CEA Will Set Specs for 3-D Glasses

The Consumer Electronics Association plans to set standards for stereo 3-D glasses. The move is one of many efforts aimed at paving the road to interoperable 3DTV products for the digital home, a concept some see as the next big thing in television.

"Almost every stereo 3-D device comes with its own set of glasses and almost none of them are compatible," said Chris Chinnock, president of Insight Media, a market research company focused on display technology.

The 3D@Home industry group will draft a list of existing 3-D glasses and their attributes to help the CEA identify compatibility issues. It will also draft a document on user requirements for 3-D glasses, said Chinnock who sits on the board of the year-old group which now has 40 members.

The CEA aims to set separate standards for active and passive glasses. It has scheduled a May 12 meeting to take up the issue. Last fall, the CEA started exploring standards for 3DTV and kicked off an effort to update for stereo 3-D the CEA 861 standard that defines an uncompressed video interconnect at the heart of HDMI.

"They are trying to move things along as quickly as possible," said Chinnock.

Standards for glasses are just one small piece of the puzzle needed to deliver interoperable 3DTVs. The Society of Motion Picture and Television Engineers said earlier this year it will kick off in June an effort to set standards for a master file for stereo 3-D content.

For its part, the 3D@Home group is working on document that will map out the many different technical approaches to rendering stereo 3-D content on consumer systems. It will also draft a list describing the various encoding techniques used to compress stereo 3-D content.

"We're asking standards bodies and industry groups what they need," said Chinnock. "There are a lot of moving parts here."

Interest in stereo 3-D continues to rise, led by Hollywood studios who are finding success selling premium tickets for 3-D movies at theaters. For example, the Dreamworks animated 3-D feature Monsters vs. Aliens earned more than $318 million in its first 32 days, according to one Web site.

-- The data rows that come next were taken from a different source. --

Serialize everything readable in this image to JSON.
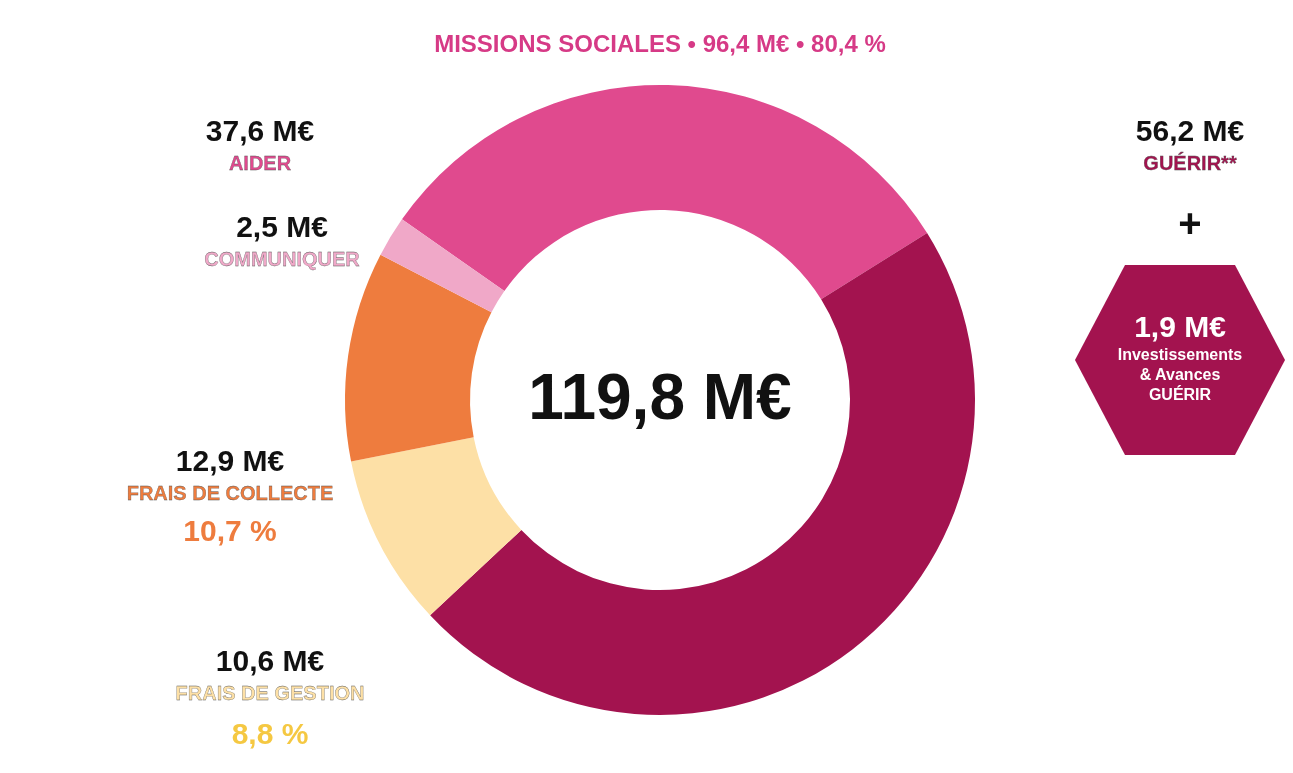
{
  "chart_data": {
    "type": "donut",
    "categories": [
      "AIDER",
      "GUÉRIR**",
      "FRAIS DE GESTION",
      "FRAIS DE COLLECTE",
      "COMMUNIQUER"
    ],
    "values": [
      37.6,
      56.2,
      10.6,
      12.9,
      2.5
    ],
    "colors": [
      "#e04a8e",
      "#a3134f",
      "#fde0a6",
      "#ee7c3e",
      "#f0a8c8"
    ],
    "value_labels": [
      "37,6 M€",
      "56,2 M€",
      "10,6 M€",
      "12,9 M€",
      "2,5 M€"
    ],
    "annotations": [
      "MISSIONS SOCIALES • 96,4 M€ • 80,4 %",
      "119,8 M€",
      "10,7 %",
      "8,8 %",
      "+",
      "1,9 M€",
      "Investissements",
      "& Avances",
      "GUÉRIR"
    ]
  }
}
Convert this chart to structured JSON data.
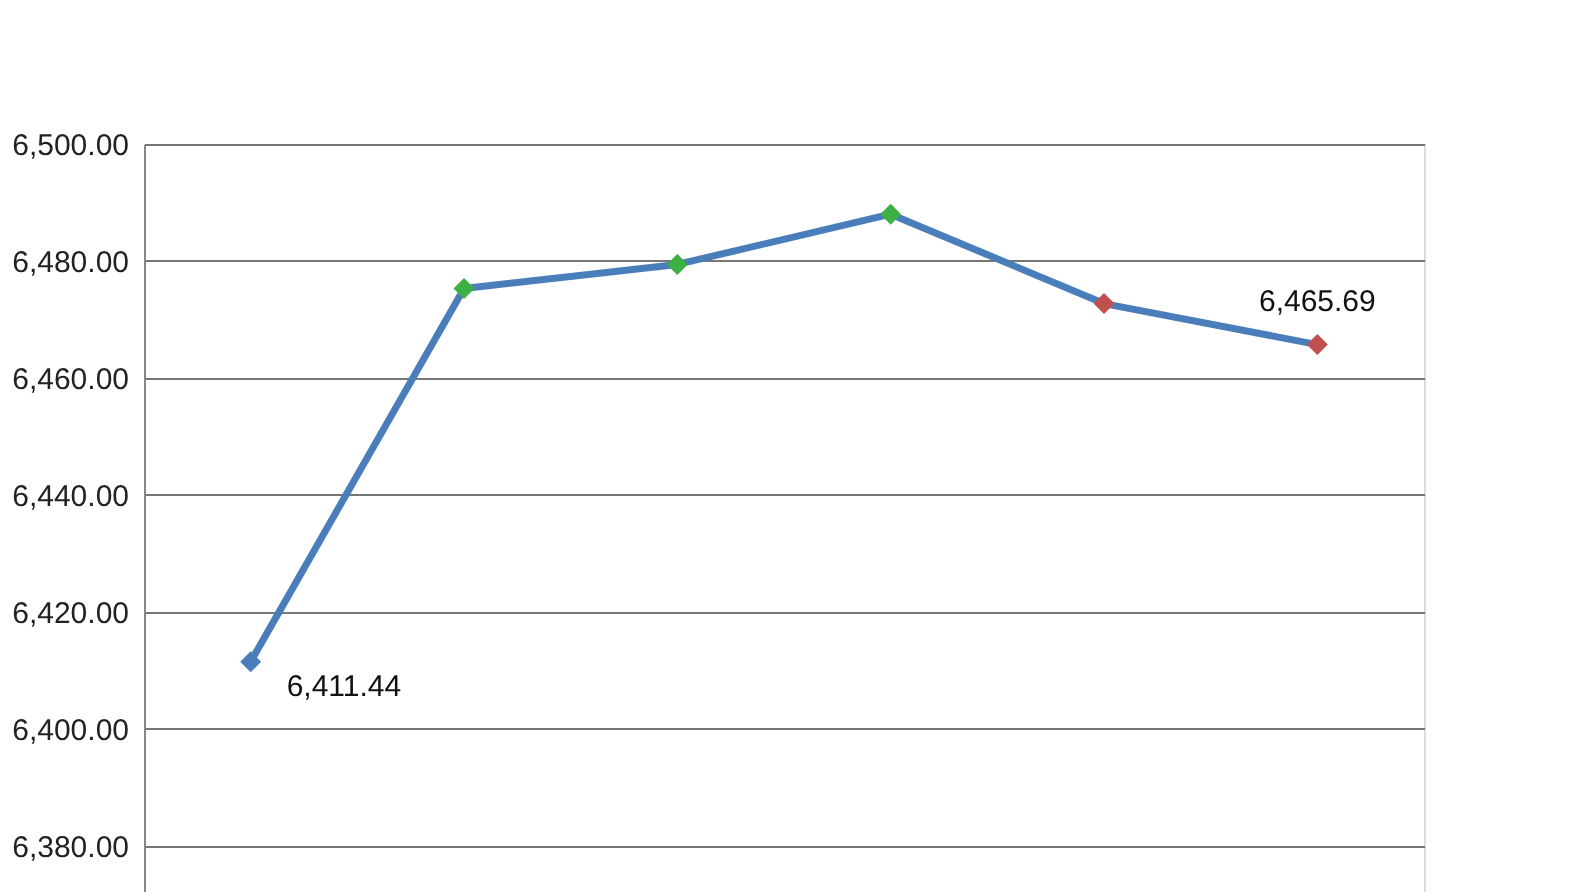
{
  "chart_data": {
    "type": "line",
    "categories": [
      null,
      null,
      null,
      null,
      null,
      null
    ],
    "series": [
      {
        "color": "#4a7ebb",
        "values": [
          6411.44,
          6475.3,
          6479.4,
          6488,
          6472.7,
          6465.69
        ],
        "colors": [
          "#4a7ebb",
          "#3cb043",
          "#3cb043",
          "#3cb043",
          "#c0504d",
          "#c0504d"
        ],
        "value_labels": [
          "6,411.44",
          null,
          null,
          null,
          null,
          "6,465.69"
        ]
      }
    ],
    "ylim": [
      6370,
      6500
    ],
    "yticks": [
      {
        "value": 6380,
        "label": "6,380.00"
      },
      {
        "value": 6400,
        "label": "6,400.00"
      },
      {
        "value": 6420,
        "label": "6,420.00"
      },
      {
        "value": 6440,
        "label": "6,440.00"
      },
      {
        "value": 6460,
        "label": "6,460.00"
      },
      {
        "value": 6480,
        "label": "6,480.00"
      },
      {
        "value": 6500,
        "label": "6,500.00"
      }
    ],
    "grid": "y",
    "marker": "diamond",
    "tick_labels": "y"
  }
}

Consumer electronics companies are keen to find a next-big-thing beyond today's big screen digital LCD TVs and think stereo 3-D could be it. A Panasonic chief technology officer called for a 3DTV standard this year at the CES show in January.

The drumbeat on 3DTV is continuing at industry events. As many as 53 sessions addressed aspects of 3-D at the recent National Association of Broadcasters annual conference. A high profile 3DTV panel is planned at next week's Digital Hollywood event in Santa Monica, Calif.

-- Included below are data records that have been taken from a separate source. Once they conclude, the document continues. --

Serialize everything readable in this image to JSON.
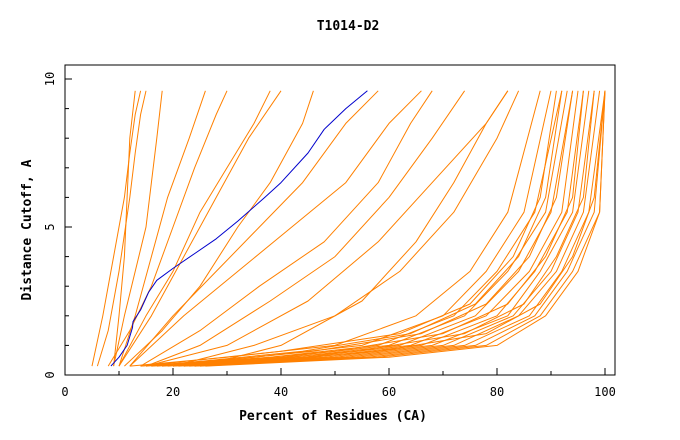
{
  "chart_data": {
    "type": "line",
    "title": "T1014-D2",
    "xlabel": "Percent of Residues (CA)",
    "ylabel": "Distance Cutoff, A",
    "xlim": [
      0,
      100
    ],
    "ylim": [
      0,
      10
    ],
    "x_ticks": [
      "0",
      "20",
      "40",
      "60",
      "80",
      "100"
    ],
    "y_ticks": [
      "0",
      "5",
      "10"
    ],
    "grid": false,
    "legend": "none",
    "colors": {
      "highlight": "#0000cc",
      "others": "#ff8000"
    },
    "highlight_series": {
      "x": [
        8.5,
        10,
        11.5,
        12.5,
        12.6,
        14,
        15,
        15.5,
        17,
        20,
        24,
        28,
        32,
        37,
        40,
        45,
        48,
        52,
        56
      ],
      "y": [
        0.3,
        0.6,
        1.0,
        1.6,
        1.8,
        2.2,
        2.6,
        2.8,
        3.2,
        3.6,
        4.1,
        4.6,
        5.2,
        6.0,
        6.5,
        7.5,
        8.3,
        9.0,
        9.6
      ]
    },
    "series": [
      {
        "x": [
          5,
          7,
          9,
          11,
          12,
          13,
          14
        ],
        "y": [
          0.3,
          2,
          4,
          6,
          7.5,
          8.8,
          9.6
        ]
      },
      {
        "x": [
          6,
          8,
          10,
          12,
          13,
          14,
          15
        ],
        "y": [
          0.3,
          1.5,
          3.5,
          6,
          7.5,
          8.8,
          9.6
        ]
      },
      {
        "x": [
          9,
          10,
          11,
          11.5,
          12,
          13
        ],
        "y": [
          0.3,
          2,
          4,
          6,
          8,
          9.6
        ]
      },
      {
        "x": [
          9,
          11,
          13,
          15,
          16,
          17,
          18
        ],
        "y": [
          0.3,
          2,
          3.5,
          5,
          6.5,
          8,
          9.6
        ]
      },
      {
        "x": [
          10,
          13,
          16,
          19,
          23,
          26
        ],
        "y": [
          0.3,
          2,
          4,
          6,
          8,
          9.6
        ]
      },
      {
        "x": [
          8,
          12,
          16,
          20,
          24,
          28,
          30
        ],
        "y": [
          0.3,
          1.5,
          3,
          5,
          7,
          8.8,
          9.6
        ]
      },
      {
        "x": [
          10,
          15,
          20,
          25,
          30,
          35,
          38
        ],
        "y": [
          0.3,
          2,
          3.5,
          5.5,
          7,
          8.5,
          9.6
        ]
      },
      {
        "x": [
          10,
          16,
          22,
          28,
          34,
          40
        ],
        "y": [
          0.3,
          2,
          4,
          6,
          8,
          9.6
        ]
      },
      {
        "x": [
          11,
          18,
          25,
          32,
          38,
          44,
          46
        ],
        "y": [
          0.3,
          1.5,
          3,
          5,
          6.5,
          8.5,
          9.6
        ]
      },
      {
        "x": [
          12,
          20,
          28,
          36,
          44,
          52,
          58
        ],
        "y": [
          0.3,
          2,
          3.5,
          5,
          6.5,
          8.5,
          9.6
        ]
      },
      {
        "x": [
          12,
          22,
          32,
          42,
          52,
          60,
          66
        ],
        "y": [
          0.3,
          2,
          3.5,
          5,
          6.5,
          8.5,
          9.6
        ]
      },
      {
        "x": [
          14,
          25,
          36,
          48,
          58,
          64,
          68
        ],
        "y": [
          0.3,
          1.5,
          3,
          4.5,
          6.5,
          8.5,
          9.6
        ]
      },
      {
        "x": [
          15,
          25,
          38,
          50,
          60,
          68,
          74
        ],
        "y": [
          0.3,
          1,
          2.5,
          4,
          6,
          8,
          9.6
        ]
      },
      {
        "x": [
          15,
          30,
          45,
          58,
          68,
          78,
          82
        ],
        "y": [
          0.3,
          1,
          2.5,
          4.5,
          6.5,
          8.5,
          9.6
        ]
      },
      {
        "x": [
          20,
          35,
          50,
          62,
          72,
          80,
          84
        ],
        "y": [
          0.3,
          1,
          2,
          3.5,
          5.5,
          8,
          9.6
        ]
      },
      {
        "x": [
          25,
          40,
          55,
          65,
          72,
          78,
          82
        ],
        "y": [
          0.3,
          1,
          2.5,
          4.5,
          6.5,
          8.5,
          9.6
        ]
      },
      {
        "x": [
          12,
          30,
          50,
          65,
          75,
          82,
          88
        ],
        "y": [
          0.3,
          0.6,
          1.0,
          2.0,
          3.5,
          5.5,
          9.6
        ]
      },
      {
        "x": [
          14,
          35,
          55,
          70,
          78,
          85,
          90
        ],
        "y": [
          0.3,
          0.6,
          1.0,
          2.0,
          3.5,
          5.5,
          9.6
        ]
      },
      {
        "x": [
          15,
          38,
          58,
          72,
          80,
          87,
          92
        ],
        "y": [
          0.3,
          0.6,
          1.0,
          2.0,
          3.5,
          5.5,
          9.6
        ]
      },
      {
        "x": [
          16,
          40,
          60,
          74,
          82,
          89,
          93
        ],
        "y": [
          0.3,
          0.6,
          1.0,
          2.0,
          3.5,
          5.5,
          9.6
        ]
      },
      {
        "x": [
          17,
          42,
          62,
          76,
          84,
          90,
          94
        ],
        "y": [
          0.3,
          0.6,
          1.0,
          2.0,
          3.5,
          5.5,
          9.6
        ]
      },
      {
        "x": [
          18,
          44,
          64,
          78,
          86,
          92,
          95
        ],
        "y": [
          0.3,
          0.6,
          1.0,
          2.0,
          3.5,
          5.5,
          9.6
        ]
      },
      {
        "x": [
          19,
          46,
          66,
          80,
          87,
          93,
          96
        ],
        "y": [
          0.3,
          0.6,
          1.0,
          2.0,
          3.5,
          5.5,
          9.6
        ]
      },
      {
        "x": [
          20,
          48,
          68,
          82,
          88,
          94,
          97
        ],
        "y": [
          0.3,
          0.6,
          1.0,
          2.0,
          3.5,
          5.5,
          9.6
        ]
      },
      {
        "x": [
          21,
          50,
          70,
          83,
          90,
          95,
          98
        ],
        "y": [
          0.3,
          0.6,
          1.0,
          2.0,
          3.5,
          5.5,
          9.6
        ]
      },
      {
        "x": [
          22,
          52,
          72,
          84,
          91,
          96,
          99
        ],
        "y": [
          0.3,
          0.6,
          1.0,
          2.0,
          3.5,
          5.5,
          9.6
        ]
      },
      {
        "x": [
          23,
          54,
          74,
          86,
          92,
          97,
          100
        ],
        "y": [
          0.3,
          0.6,
          1.0,
          2.0,
          3.5,
          5.5,
          9.6
        ]
      },
      {
        "x": [
          24,
          56,
          76,
          87,
          93,
          98,
          100
        ],
        "y": [
          0.3,
          0.6,
          1.0,
          2.0,
          3.5,
          5.5,
          9.6
        ]
      },
      {
        "x": [
          25,
          58,
          78,
          88,
          94,
          99,
          100
        ],
        "y": [
          0.3,
          0.6,
          1.0,
          2.0,
          3.5,
          5.5,
          9.6
        ]
      },
      {
        "x": [
          26,
          60,
          80,
          89,
          95,
          99,
          100
        ],
        "y": [
          0.3,
          0.6,
          1.0,
          2.0,
          3.5,
          5.5,
          9.6
        ]
      },
      {
        "x": [
          14,
          40,
          62,
          75,
          83,
          88,
          91
        ],
        "y": [
          0.3,
          0.8,
          1.4,
          2.4,
          4.0,
          6.0,
          9.6
        ]
      },
      {
        "x": [
          16,
          44,
          64,
          76,
          84,
          89,
          92
        ],
        "y": [
          0.3,
          0.8,
          1.4,
          2.4,
          4.0,
          6.0,
          9.6
        ]
      },
      {
        "x": [
          18,
          46,
          66,
          78,
          86,
          91,
          94
        ],
        "y": [
          0.3,
          0.8,
          1.4,
          2.4,
          4.0,
          6.0,
          9.6
        ]
      },
      {
        "x": [
          20,
          50,
          70,
          82,
          89,
          94,
          96
        ],
        "y": [
          0.3,
          0.8,
          1.4,
          2.4,
          4.0,
          6.0,
          9.6
        ]
      },
      {
        "x": [
          22,
          54,
          74,
          85,
          91,
          96,
          98
        ],
        "y": [
          0.3,
          0.8,
          1.4,
          2.4,
          4.0,
          6.0,
          9.6
        ]
      },
      {
        "x": [
          24,
          58,
          78,
          88,
          94,
          98,
          100
        ],
        "y": [
          0.3,
          0.8,
          1.4,
          2.4,
          4.0,
          6.0,
          9.6
        ]
      }
    ]
  }
}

"The big take away for me was the level of activity in 3-D at NAB," said Chinnock. "Almost everyone has a product or program, and everyone in the whole NAB infrastructure chain is engaged in it — that's a sea change from last year," he said.

Plenty of roadblocks are still ahead. They range from efforts to set standards for rendering content in the home to how the content is created at the studio.

"The average engineer going to the NAB show realized there were twice as many issues that they thought going in," said Richard Doherty, principal of consulting firm Envisioneering. "You do 3-D wrong and you don't just give people headaches, you make them sick," he said.

Delivering good 3-D content in the cinema requires careful attention to a variety of issues in human perception. Translating that content to a 47-inch home TV has its own set of complex issues, Doherty said

"A lot of [OEMs] were saying, 'cripes this is more complex that we thought,'" he said. "That was the great awakening that came out of this show.

"It's easy to create 3-D, but it's hard to create good 3-D," said Chinnock, a fact he said movie producers made clear in NAB sessions. "So called pros were putting up stuff that hurt my eyes," he said.

"There will be a lot of subpar material that comes out, and it could give the sector another black eye," Chinnock said referring to the fast rise and fall of anaglyph 3-D movies in the 1950's.

"There is a handful of stereographers that know what they are doing," he added.